There’s a great review of Runaway’s River in the Yorkshire Times here:
Many moons ago there was a TV programme called “Tomorrow’s World”, and I used to love it. It was devoted to showing off new inventions, the things that would shape the way we live, or even stuff that was just clever. The reason I was so enthralled was because of the ingenuity of what it showcased. It was possible to see how things worked, and what would happen if that little cog there engaged with this lever here. Perhaps it’s not surprising that I ended up an engineer.
But then, disaster! The silicon chip arrived! What had once been a tour of mechanical ingenuity became a procession of black boxes. “I plug this in here, and then the computer does all the interesting work.” All the bits that I was interested in were handled by a computer.
In terms of functionality, life transformation, economics, all that dull stuff, yes, computers are brilliant. But for me, the weird and wonderful designs of yesteryear are a cause for delight. I want machines that were designed by serious looking types with pipes who wore Fedora hats to work and worked in Imperial units. Real engineers.
There are many brilliant examples of “proper” engineering in the field of aviation, such as my personal favourite aircraft, the English Electric Lightning. Two massive engines with wings glued on the sides (pilot an optional extra). Maximum range was only 800 miles, but wow! Could it get there fast! Plus, it had a really cool classification. It wasn’t a fighter plane; it was an “Interceptor”. You can imagine how that went down in the flying officers’ mess.
But for sheer engineering ingenuity, perhaps one of the most wonderful aircraft is the Fairey Gannet.
It also has the virtue of being one the ugliest aircraft I have ever seen.
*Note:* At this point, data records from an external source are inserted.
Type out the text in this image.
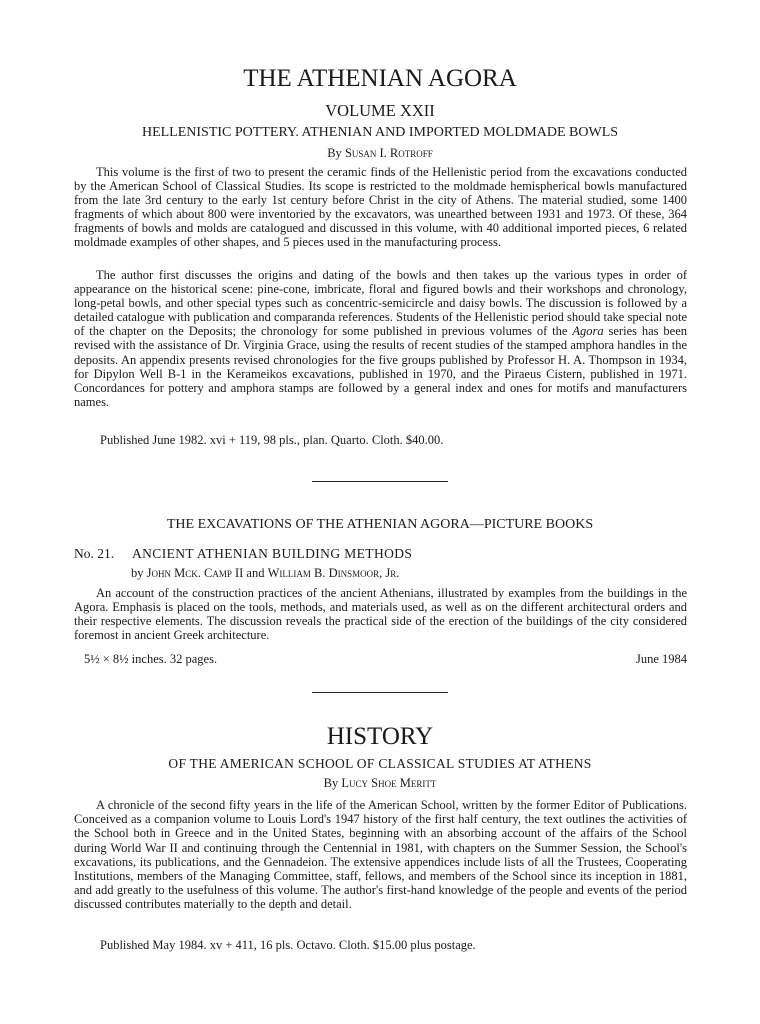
THE ATHENIAN AGORA
VOLUME XXII
HELLENISTIC POTTERY. ATHENIAN AND IMPORTED MOLDMADE BOWLS
By Susan I. Rotroff

This volume is the first of two to present the ceramic finds of the Hellenistic period from the excavations conducted by the American School of Classical Studies. Its scope is restricted to the moldmade hemispherical bowls manufactured from the late 3rd century to the early 1st century before Christ in the city of Athens. The material studied, some 1400 fragments of which about 800 were inventoried by the excavators, was unearthed between 1931 and 1973. Of these, 364 fragments of bowls and molds are catalogued and discussed in this volume, with 40 additional imported pieces, 6 related moldmade examples of other shapes, and 5 pieces used in the manufacturing process.

The author first discusses the origins and dating of the bowls and then takes up the various types in order of appearance on the historical scene: pine-cone, imbricate, floral and figured bowls and their workshops and chronology, long-petal bowls, and other special types such as concentric-semicircle and daisy bowls. The discussion is followed by a detailed catalogue with publication and comparanda references. Students of the Hellenistic period should take special note of the chapter on the Deposits; the chronology for some published in previous volumes of the Agora series has been revised with the assistance of Dr. Virginia Grace, using the results of recent studies of the stamped amphora handles in the deposits. An appendix presents revised chronologies for the five groups published by Professor H. A. Thompson in 1934, for Dipylon Well B-1 in the Kerameikos excavations, published in 1970, and the Piraeus Cistern, published in 1971. Concordances for pottery and amphora stamps are followed by a general index and ones for motifs and manufacturers names.

Published June 1982. xvi + 119, 98 pls., plan. Quarto. Cloth. $40.00.
THE EXCAVATIONS OF THE ATHENIAN AGORA—PICTURE BOOKS
No. 21. ANCIENT ATHENIAN BUILDING METHODS
by John Mck. Camp II and William B. Dinsmoor, Jr.

An account of the construction practices of the ancient Athenians, illustrated by examples from the buildings in the Agora. Emphasis is placed on the tools, methods, and materials used, as well as on the different architectural orders and their respective elements. The discussion reveals the practical side of the erection of the buildings of the city considered foremost in ancient Greek architecture.

5½ × 8½ inches. 32 pages.	June 1984
HISTORY
OF THE AMERICAN SCHOOL OF CLASSICAL STUDIES AT ATHENS
By Lucy Shoe Meritt

A chronicle of the second fifty years in the life of the American School, written by the former Editor of Publications. Conceived as a companion volume to Louis Lord's 1947 history of the first half century, the text outlines the activities of the School both in Greece and in the United States, beginning with an absorbing account of the affairs of the School during World War II and continuing through the Centennial in 1981, with chapters on the Summer Session, the School's excavations, its publications, and the Gennadeion. The extensive appendices include lists of all the Trustees, Cooperating Institutions, members of the Managing Committee, staff, fellows, and members of the School since its inception in 1881, and add greatly to the usefulness of this volume. The author's first-hand knowledge of the people and events of the period discussed contributes materially to the depth and detail.

Published May 1984. xv + 411, 16 pls. Octavo. Cloth. $15.00 plus postage.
Quite apart from the bulge of the belly-mounted airborne early warning system, the (hidden in this picture) third cockpit and finlets, there’s the two contra-rotating propellers. These are driven by twin turboprop engines running through a single gearbox, with a mind-boggling array of epicyclic, planetary and sun gears.
And the truly amazing thing about all this – apart from the fact that it worked – was that none of it was designed on a computer. There were no CAD packages or anything like that. It was pen and paper. And if you needed to do some of the horrendously complicated maths involved in this kind of work, there were no calculators. You had to use a slide rule. Real engineering designed by real engineers. There’s probably a hat peg in the cockpit.
Just one thing, though. Despite being a really impressive feat of engineering, and despite the wonders of flight… Would you feel comfortable at ten thousand feet in an aircraft that had wings that folded in three?